« Surtout, ne changez rien ! »

La « spontanéité créatrice des masses », c’est sympa, mais qu’est-ce qu’on fait lorsque les gens ne trouvent rien à redire à des espaces publics que nous autres individus éclairés par la Culture et les méthodes de Placemaking, trouvons complètement calamiteux ? La question m’est suggérée par nos séances de « micro-trottoir » à Montbéliard, durant lesquelles on a pu entendre par exemple « C’est très bien, rien à changer, il faudrait juste mettre des caméras de surveillance ».

Il me semble que trois hypothèses se présentent :

1) Il y a une adhésion du public aux qualités de l’endroit tel qu’il est, et on ne voit pas pourquoi il faudrait se croire obligé de changer les choses en adoptant l’attitude suffisante de Jean Cocteau quand il déclarait « le public aime ça, et il est bien le seul ». Encore faut-il que cette adhésion soit réelle, et pas seulement par défaut (« On fait avec », « C’est mieux que rien »).

2) Si les gens n’ont rien à dire, c’est peut-être parce qu’ils n’ont pas les mots pour le dire ou qu’ils sont inhibés par leur situation d’ « enquêté ». Je n’oublierai jamais ce propos tenu par un habitant de ma ville, lors d’une visite urbaine consacrée à un « partage de diagnostic » : « Vous nous demandez notre avis, mais c’est à vous, les experts, de nous dire ce qu’il faut penser ».
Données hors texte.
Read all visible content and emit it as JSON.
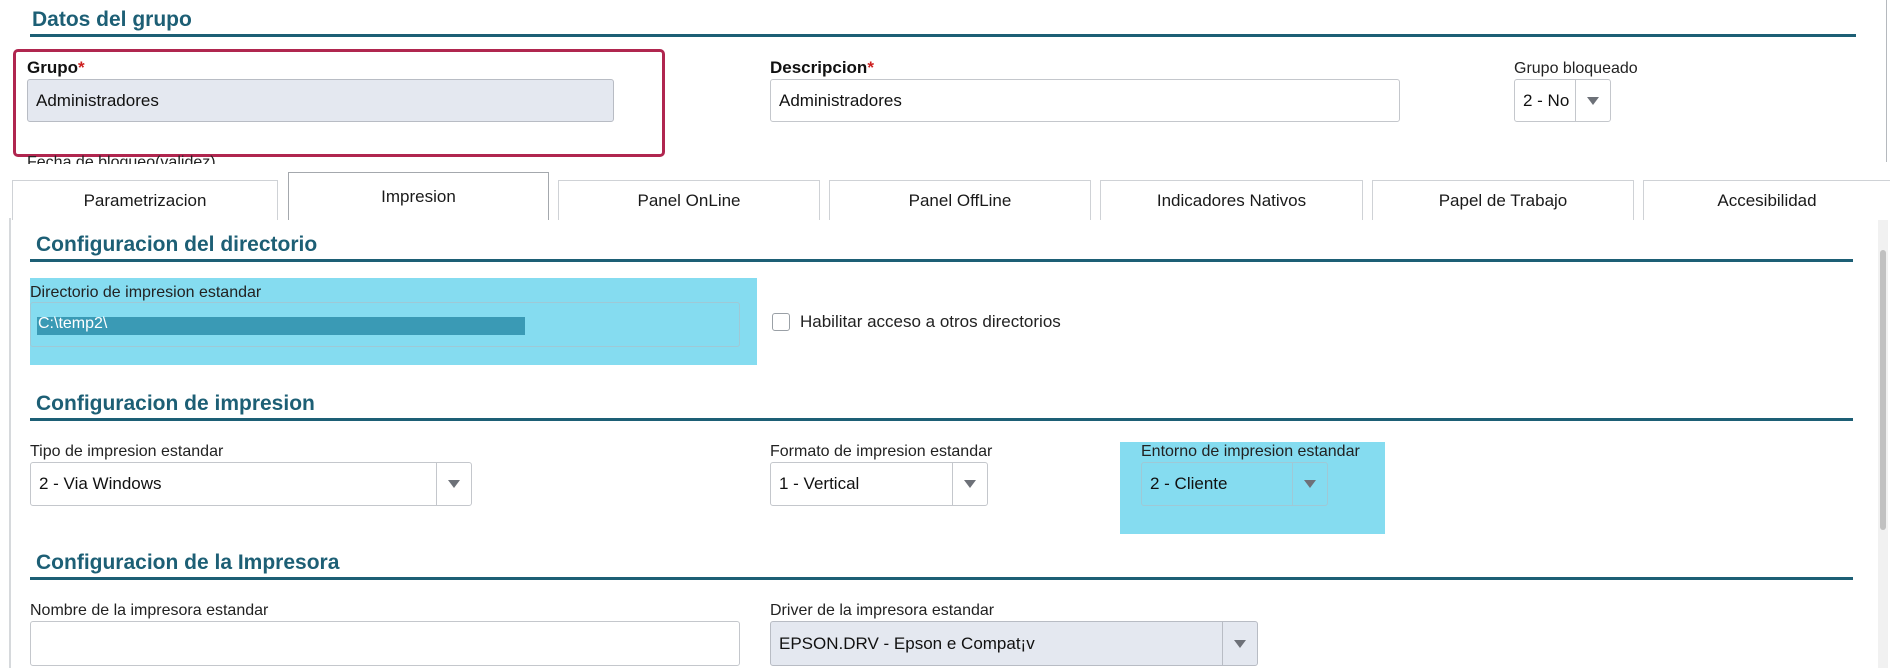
{
  "group_section": {
    "title": "Datos del grupo",
    "grupo": {
      "label": "Grupo",
      "required_mark": "*",
      "value": "Administradores"
    },
    "descripcion": {
      "label": "Descripcion",
      "required_mark": "*",
      "value": "Administradores"
    },
    "bloqueado": {
      "label": "Grupo bloqueado",
      "value": "2 - No"
    },
    "fecha_bloqueo_label": "Fecha de bloqueo(validez)"
  },
  "tabs": [
    {
      "label": "Parametrizacion"
    },
    {
      "label": "Impresion",
      "active": true
    },
    {
      "label": "Panel OnLine"
    },
    {
      "label": "Panel OffLine"
    },
    {
      "label": "Indicadores Nativos"
    },
    {
      "label": "Papel de Trabajo"
    },
    {
      "label": "Accesibilidad"
    }
  ],
  "directorio_section": {
    "title": "Configuracion del directorio",
    "dir_label": "Directorio de impresion estandar",
    "dir_value": "C:\\temp2\\",
    "checkbox_label": "Habilitar acceso a otros directorios",
    "checkbox_checked": false
  },
  "impresion_section": {
    "title": "Configuracion de impresion",
    "tipo": {
      "label": "Tipo de impresion estandar",
      "value": "2 - Via Windows"
    },
    "formato": {
      "label": "Formato de impresion estandar",
      "value": "1 - Vertical"
    },
    "entorno": {
      "label": "Entorno de impresion estandar",
      "value": "2 - Cliente"
    }
  },
  "impresora_section": {
    "title": "Configuracion de la Impresora",
    "nombre": {
      "label": "Nombre de la impresora estandar",
      "value": ""
    },
    "driver": {
      "label": "Driver de la impresora estandar",
      "value": "EPSON.DRV - Epson e Compat¡v"
    }
  },
  "colors": {
    "accent": "#1d5f75",
    "highlight": "#85dcf0",
    "focus_border": "#b0264f",
    "required": "#cc1e1e"
  }
}
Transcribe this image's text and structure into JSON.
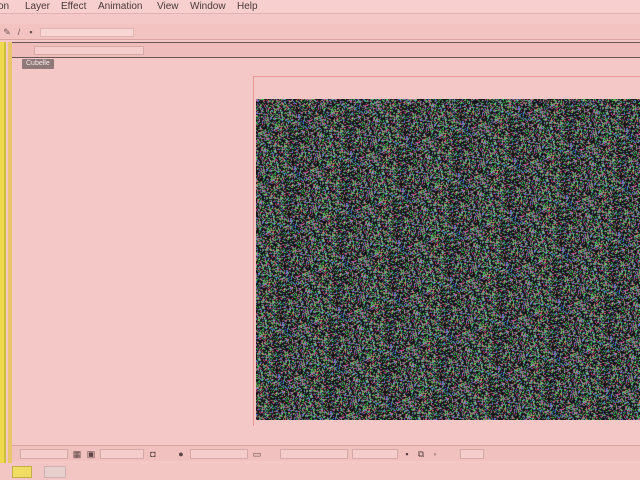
{
  "menubar": {
    "items": [
      "on",
      "Layer",
      "Effect",
      "Animation",
      "View",
      "Window",
      "Help"
    ]
  },
  "window": {
    "title": ""
  },
  "panel": {
    "tab_label": "Cubelle"
  },
  "canvas": {
    "content": "random-color-noise",
    "background_color": "#141414"
  },
  "colors": {
    "app_background": "#f4c8c6",
    "canvas_border": "#e59a98",
    "folder_icon": "#f0dd64"
  },
  "icons": [
    "pen-tool-icon",
    "brush-tool-icon",
    "color-picker-icon",
    "grid-icon",
    "folder-icon"
  ]
}
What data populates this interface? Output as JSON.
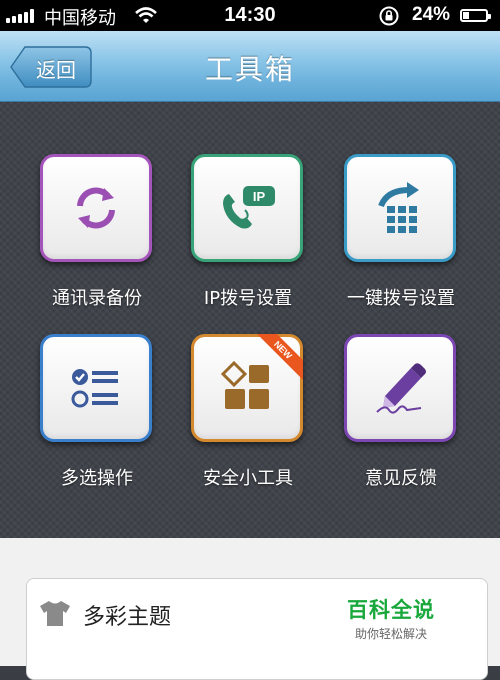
{
  "status_bar": {
    "carrier": "中国移动",
    "time": "14:30",
    "battery": "24%",
    "battery_level": 0.24
  },
  "header": {
    "back_label": "返回",
    "title": "工具箱"
  },
  "tools": [
    {
      "label": "通讯录备份",
      "icon": "sync-icon",
      "border_color": "#a455b9"
    },
    {
      "label": "IP拨号设置",
      "icon": "phone-ip-icon",
      "border_color": "#38a378"
    },
    {
      "label": "一键拨号设置",
      "icon": "grid-share-icon",
      "border_color": "#3a9bc7"
    },
    {
      "label": "多选操作",
      "icon": "checklist-icon",
      "border_color": "#3a7fcc"
    },
    {
      "label": "安全小工具",
      "icon": "tools-blocks-icon",
      "border_color": "#d4892f",
      "badge": "NEW"
    },
    {
      "label": "意见反馈",
      "icon": "pencil-sign-icon",
      "border_color": "#7c46b3"
    }
  ],
  "list": {
    "items": [
      {
        "label": "多彩主题",
        "icon": "tshirt-icon"
      }
    ]
  },
  "watermark": {
    "title": "百科全说",
    "subtitle": "助你轻松解决"
  },
  "colors": {
    "accent_green": "#19a83b",
    "nav_blue": "#6fb3dd",
    "tile_icon_purple": "#9b4fb3",
    "tile_icon_teal": "#2f8a6a",
    "tile_icon_blue": "#2f7aa1",
    "tile_icon_brown": "#9a6a2a"
  }
}
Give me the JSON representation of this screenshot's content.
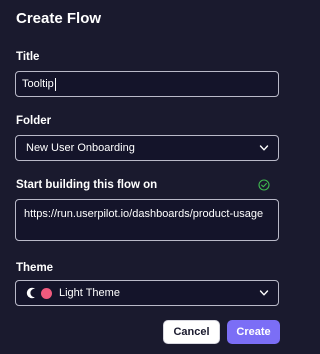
{
  "dialog": {
    "title": "Create Flow"
  },
  "title_field": {
    "label": "Title",
    "value": "Tooltip"
  },
  "folder_field": {
    "label": "Folder",
    "selected": "New User Onboarding"
  },
  "url_field": {
    "label": "Start building this flow on",
    "value": "https://run.userpilot.io/dashboards/product-usage",
    "status_icon": "check-circle-icon",
    "status_color": "#3fb950"
  },
  "theme_field": {
    "label": "Theme",
    "selected": "Light Theme",
    "swatch_color": "#f05a7e"
  },
  "actions": {
    "cancel_label": "Cancel",
    "create_label": "Create"
  },
  "colors": {
    "background": "#1a1a2e",
    "accent": "#7b6ef6"
  }
}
3) Même si un espace public plaît vraiment à ses usagers, les professionnels  n’ont pas à se taire systématiquement face à la « Vox Populi ». Sans tomber dans la caricature de « l’avant-garde cultivée apportant la lumière aux masses enténébrées », le professionnel est dans son rôle en suggérant qu’il puisse y avoir moyen de faire mieux, ou en se demandant par exemple pourquoi on ne voit jamais d’enfants dans tel square que les adultes des environs trouvent très bien pour sortir leur chien. En d’autres termes, si un espace convient à ses usagers qui prennent la parole dans les réunions publiques, convient-il aussi à ceux qui ne l’utilisent pas et qu’on ne voit pas dans les réunions ? La question est de savoir non pas s’il faut « faire le bonheur des gens malgré eux » (il paraît que c’est très très mal et que ça nous conduit tout droit au Goulag), mais si on est bien certain de savoir ce que sont « les gens », dans toute la diversité de leurs pratiques et de leurs besoins ? C’est là que l’enquête patiente et bien conduite prend tout son sens.